Putting It All Together
Let's build a mini ORM-like data model that combines validation, change tracking, and computed properties — a real-world scenario that showcases all the APIs working together:
class Model {
constructor(data, schema) {
this._data = { ...data };
this._schema = schema;
this._dirty = new Set();
this._computed = {};
return new Proxy(this, {
get(target, prop, receiver) {
// Expose computed properties
if (prop in target._computed) {
return target._computed[prop](target._data);
}
// Expose raw data properties
if (prop in target._data) {
return target._data[prop];
}
return Reflect.get(target, prop, receiver);
},
set(target, prop, value, receiver) {
if (prop.startsWith("_")) {
return Reflect.set(target, prop, value, receiver);
}
const rule = target._schema[prop];
if (rule && rule.type && typeof value !== rule.type) {
throw new TypeError(`${prop} must be ${rule.type}`);
}
target._data[prop] = value;
target._dirty.add(prop);
return true;
}
});
}
addComputed(name, fn) {
this._computed[name] = fn;
return this; // Chainable
}
isDirty(prop) {
return prop ? this._dirty.has(prop) : this._dirty.size > 0;
}
save() {
console.log("Saving changed fields:", [...this._dirty]);
this._dirty.clear();
}
}
const userModel = new Model(
{ firstName: "John", lastName: "Doe", age: 28 },
{ firstName: { type: "string" }, lastName: { type: "string" }, age: { type: "number" } }
);
userModel.addComputed("fullName", d => `${d.firstName} ${d.lastName}`);
userModel.addComputed("isAdult", d => d.age >= 18);
console.log(userModel.fullName); // "John Doe"
console.log(userModel.isAdult); // true
userModel.firstName = "Jane";
console.log(userModel.fullName); // "Jane Doe"
console.log(userModel.isDirty()); // true
userModel.save(); // "Saving changed fields: ['firstName']"
console.log(userModel.isDirty()); // false
All 13 Proxy Traps Quick Reference
| Trap | Triggers On |
|---|---|
get | Property reads: proxy.x, proxy['x'] |
set | Property writes: proxy.x = v |
has | in operator: 'x' in proxy |
deleteProperty | delete: delete proxy.x |
apply | Function calls: proxy(), proxy.call() |
construct | new: new proxy() |
getPrototypeOf | Object.getPrototypeOf(proxy), instanceof |
setPrototypeOf | Object.setPrototypeOf(proxy, proto) |
isExtensible | Object.isExtensible(proxy) |
preventExtensions | Object.preventExtensions(proxy) |
getOwnPropertyDescriptor | Object.getOwnPropertyDescriptor(proxy, prop) |
defineProperty | Object.defineProperty(proxy, prop, desc) |
ownKeys | Object.keys(), Object.getOwnPropertyNames(), for...in |
Key Takeaways
What You've Learned
- Proxy wraps objects and intercepts operations via 13 named trap functions in a handler object
- Reflect provides the default implementations — always forward to Reflect inside your traps to avoid breaking the invariants JavaScript engines expect
- The receiver parameter in get/set traps is critical for correct prototype chain behavior with getters/setters
- set traps must return true on success or false on failure — never return nothing
- Real use cases include: reactivity systems (Vue 3), input validation, audit logging, access control, memoization, and virtual properties
- Proxy cannot be polyfilled — it's a language-level feature.
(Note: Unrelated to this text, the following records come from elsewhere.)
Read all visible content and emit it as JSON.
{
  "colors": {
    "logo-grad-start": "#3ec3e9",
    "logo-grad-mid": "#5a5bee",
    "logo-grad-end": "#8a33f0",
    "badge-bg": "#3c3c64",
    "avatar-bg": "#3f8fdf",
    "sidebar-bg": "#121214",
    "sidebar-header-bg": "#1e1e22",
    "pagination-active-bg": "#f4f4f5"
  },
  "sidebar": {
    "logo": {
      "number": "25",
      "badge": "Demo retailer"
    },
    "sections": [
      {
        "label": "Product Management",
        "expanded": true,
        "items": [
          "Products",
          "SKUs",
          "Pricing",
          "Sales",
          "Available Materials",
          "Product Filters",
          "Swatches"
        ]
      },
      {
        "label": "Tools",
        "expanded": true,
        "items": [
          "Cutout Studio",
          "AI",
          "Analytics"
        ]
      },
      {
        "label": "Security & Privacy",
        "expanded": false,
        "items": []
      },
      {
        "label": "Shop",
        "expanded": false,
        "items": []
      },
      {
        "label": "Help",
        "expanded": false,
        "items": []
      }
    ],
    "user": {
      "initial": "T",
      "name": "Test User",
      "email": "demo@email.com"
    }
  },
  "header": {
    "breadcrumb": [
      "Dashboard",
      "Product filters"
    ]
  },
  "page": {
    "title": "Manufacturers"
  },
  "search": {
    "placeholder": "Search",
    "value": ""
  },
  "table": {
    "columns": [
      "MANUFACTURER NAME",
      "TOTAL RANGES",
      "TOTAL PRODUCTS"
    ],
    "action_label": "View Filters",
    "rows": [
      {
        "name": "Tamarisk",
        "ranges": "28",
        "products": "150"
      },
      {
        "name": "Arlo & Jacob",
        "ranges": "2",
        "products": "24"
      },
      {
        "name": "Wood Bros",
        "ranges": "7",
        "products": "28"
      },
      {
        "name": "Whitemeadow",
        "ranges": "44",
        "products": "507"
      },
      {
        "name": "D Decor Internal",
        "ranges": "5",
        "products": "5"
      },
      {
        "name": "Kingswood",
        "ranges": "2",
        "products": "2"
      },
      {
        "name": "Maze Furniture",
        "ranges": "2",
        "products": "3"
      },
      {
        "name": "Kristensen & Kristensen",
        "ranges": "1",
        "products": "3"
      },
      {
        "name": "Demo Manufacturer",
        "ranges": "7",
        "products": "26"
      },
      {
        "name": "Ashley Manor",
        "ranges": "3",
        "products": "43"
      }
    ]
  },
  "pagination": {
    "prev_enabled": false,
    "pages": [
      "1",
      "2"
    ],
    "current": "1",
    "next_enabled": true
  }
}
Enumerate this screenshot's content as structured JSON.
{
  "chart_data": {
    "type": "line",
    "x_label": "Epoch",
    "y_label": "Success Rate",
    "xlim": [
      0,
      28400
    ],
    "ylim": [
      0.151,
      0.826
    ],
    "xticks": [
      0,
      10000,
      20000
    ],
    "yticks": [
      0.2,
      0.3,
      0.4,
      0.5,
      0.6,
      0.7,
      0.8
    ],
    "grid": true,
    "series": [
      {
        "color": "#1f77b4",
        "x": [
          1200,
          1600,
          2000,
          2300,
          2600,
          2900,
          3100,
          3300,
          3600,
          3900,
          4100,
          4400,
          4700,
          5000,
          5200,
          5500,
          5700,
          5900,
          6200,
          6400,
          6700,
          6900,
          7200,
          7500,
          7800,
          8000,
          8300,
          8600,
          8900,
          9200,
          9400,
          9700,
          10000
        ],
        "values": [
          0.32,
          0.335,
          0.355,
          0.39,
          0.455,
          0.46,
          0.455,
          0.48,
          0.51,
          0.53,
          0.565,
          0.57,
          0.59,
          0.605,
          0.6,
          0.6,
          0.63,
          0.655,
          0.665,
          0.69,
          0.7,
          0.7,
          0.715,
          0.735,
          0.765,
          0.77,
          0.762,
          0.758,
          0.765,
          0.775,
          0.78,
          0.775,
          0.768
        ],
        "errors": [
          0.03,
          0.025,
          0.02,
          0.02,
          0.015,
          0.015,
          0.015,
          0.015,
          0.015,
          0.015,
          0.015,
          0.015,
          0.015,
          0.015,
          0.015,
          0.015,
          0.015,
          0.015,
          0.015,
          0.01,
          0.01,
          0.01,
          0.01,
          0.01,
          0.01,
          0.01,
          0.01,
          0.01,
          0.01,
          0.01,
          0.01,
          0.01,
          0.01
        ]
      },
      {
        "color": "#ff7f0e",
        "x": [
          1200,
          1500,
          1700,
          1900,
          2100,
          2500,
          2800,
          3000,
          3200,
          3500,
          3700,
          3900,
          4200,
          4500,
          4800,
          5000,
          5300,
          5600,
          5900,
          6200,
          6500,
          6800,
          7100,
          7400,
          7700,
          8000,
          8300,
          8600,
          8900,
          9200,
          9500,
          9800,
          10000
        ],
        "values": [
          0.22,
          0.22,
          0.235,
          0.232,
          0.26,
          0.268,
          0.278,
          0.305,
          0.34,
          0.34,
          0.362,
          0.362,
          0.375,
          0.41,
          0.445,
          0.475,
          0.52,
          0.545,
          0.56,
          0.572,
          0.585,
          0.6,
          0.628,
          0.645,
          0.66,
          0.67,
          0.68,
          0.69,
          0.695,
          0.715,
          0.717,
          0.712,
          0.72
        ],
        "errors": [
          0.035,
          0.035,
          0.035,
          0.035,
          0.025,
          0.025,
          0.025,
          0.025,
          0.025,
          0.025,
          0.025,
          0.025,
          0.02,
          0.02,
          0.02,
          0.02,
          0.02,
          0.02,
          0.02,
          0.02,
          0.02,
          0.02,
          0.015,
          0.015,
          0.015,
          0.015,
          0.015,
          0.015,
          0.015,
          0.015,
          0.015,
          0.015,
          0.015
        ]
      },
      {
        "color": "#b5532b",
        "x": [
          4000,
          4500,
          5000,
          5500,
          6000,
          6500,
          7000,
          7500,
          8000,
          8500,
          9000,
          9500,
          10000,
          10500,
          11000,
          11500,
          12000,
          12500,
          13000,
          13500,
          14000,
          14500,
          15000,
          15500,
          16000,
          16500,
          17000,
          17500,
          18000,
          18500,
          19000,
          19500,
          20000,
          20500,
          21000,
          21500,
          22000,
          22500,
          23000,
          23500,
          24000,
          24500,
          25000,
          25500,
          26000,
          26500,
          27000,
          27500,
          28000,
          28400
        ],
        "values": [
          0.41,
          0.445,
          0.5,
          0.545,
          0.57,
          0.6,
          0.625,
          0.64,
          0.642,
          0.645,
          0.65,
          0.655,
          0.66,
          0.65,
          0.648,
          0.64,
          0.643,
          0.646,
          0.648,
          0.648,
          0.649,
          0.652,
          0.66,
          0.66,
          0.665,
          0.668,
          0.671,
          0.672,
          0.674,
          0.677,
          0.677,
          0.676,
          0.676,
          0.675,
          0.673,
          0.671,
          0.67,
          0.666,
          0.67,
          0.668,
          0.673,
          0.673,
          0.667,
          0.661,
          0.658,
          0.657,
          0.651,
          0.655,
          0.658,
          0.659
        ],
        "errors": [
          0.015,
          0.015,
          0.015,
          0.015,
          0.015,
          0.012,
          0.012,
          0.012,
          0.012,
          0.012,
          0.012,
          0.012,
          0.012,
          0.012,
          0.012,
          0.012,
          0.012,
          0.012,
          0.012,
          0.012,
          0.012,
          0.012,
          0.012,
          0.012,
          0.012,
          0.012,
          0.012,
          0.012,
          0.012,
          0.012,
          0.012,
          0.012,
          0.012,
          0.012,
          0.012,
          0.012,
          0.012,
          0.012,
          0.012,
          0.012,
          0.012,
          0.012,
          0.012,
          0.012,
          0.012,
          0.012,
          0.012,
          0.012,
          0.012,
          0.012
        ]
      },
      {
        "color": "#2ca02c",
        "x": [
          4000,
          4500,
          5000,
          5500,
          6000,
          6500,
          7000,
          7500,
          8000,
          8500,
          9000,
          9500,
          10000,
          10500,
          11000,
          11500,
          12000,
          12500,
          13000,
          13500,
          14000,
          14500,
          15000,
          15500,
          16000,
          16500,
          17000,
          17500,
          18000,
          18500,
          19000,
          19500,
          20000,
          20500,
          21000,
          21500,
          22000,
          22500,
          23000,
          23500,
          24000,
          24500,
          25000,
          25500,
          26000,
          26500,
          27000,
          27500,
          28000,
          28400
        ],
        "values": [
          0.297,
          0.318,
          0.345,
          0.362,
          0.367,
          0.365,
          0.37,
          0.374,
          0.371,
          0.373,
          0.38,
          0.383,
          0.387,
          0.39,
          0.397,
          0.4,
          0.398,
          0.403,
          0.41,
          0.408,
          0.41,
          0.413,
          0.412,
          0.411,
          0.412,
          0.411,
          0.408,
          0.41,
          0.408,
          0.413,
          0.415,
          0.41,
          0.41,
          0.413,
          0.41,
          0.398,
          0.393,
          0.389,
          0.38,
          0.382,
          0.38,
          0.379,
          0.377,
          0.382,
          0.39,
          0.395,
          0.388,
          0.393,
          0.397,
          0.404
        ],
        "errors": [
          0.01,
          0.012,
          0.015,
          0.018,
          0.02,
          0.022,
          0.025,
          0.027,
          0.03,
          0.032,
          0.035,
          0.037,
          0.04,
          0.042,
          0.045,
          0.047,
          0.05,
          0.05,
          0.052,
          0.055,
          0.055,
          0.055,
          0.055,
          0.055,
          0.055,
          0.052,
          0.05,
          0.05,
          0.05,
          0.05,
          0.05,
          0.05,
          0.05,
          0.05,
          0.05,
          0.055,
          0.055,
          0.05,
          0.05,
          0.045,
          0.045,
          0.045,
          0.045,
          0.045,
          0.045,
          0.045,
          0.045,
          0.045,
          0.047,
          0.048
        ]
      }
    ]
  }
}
Check your browser support requirements before using it
- Proxy.revocable() creates invalidatable proxies — useful for temporary capability grants
"Metaprogramming is programming about programming — and Proxy gives JavaScript developers first-class tools to reshape how their objects behave at the language level. Use this power thoughtfully."
JavaScript Proxy and Reflect unlock a new level of expressiveness in your code. Whether you're building a reactive state system, enforcing domain invariants, or creating developer-friendly APIs, these tools let you intercept reality itself — at least, the JavaScript object reality. Start small with a logging proxy on your next debugging session and work up to the full reactive patterns as your understanding grows.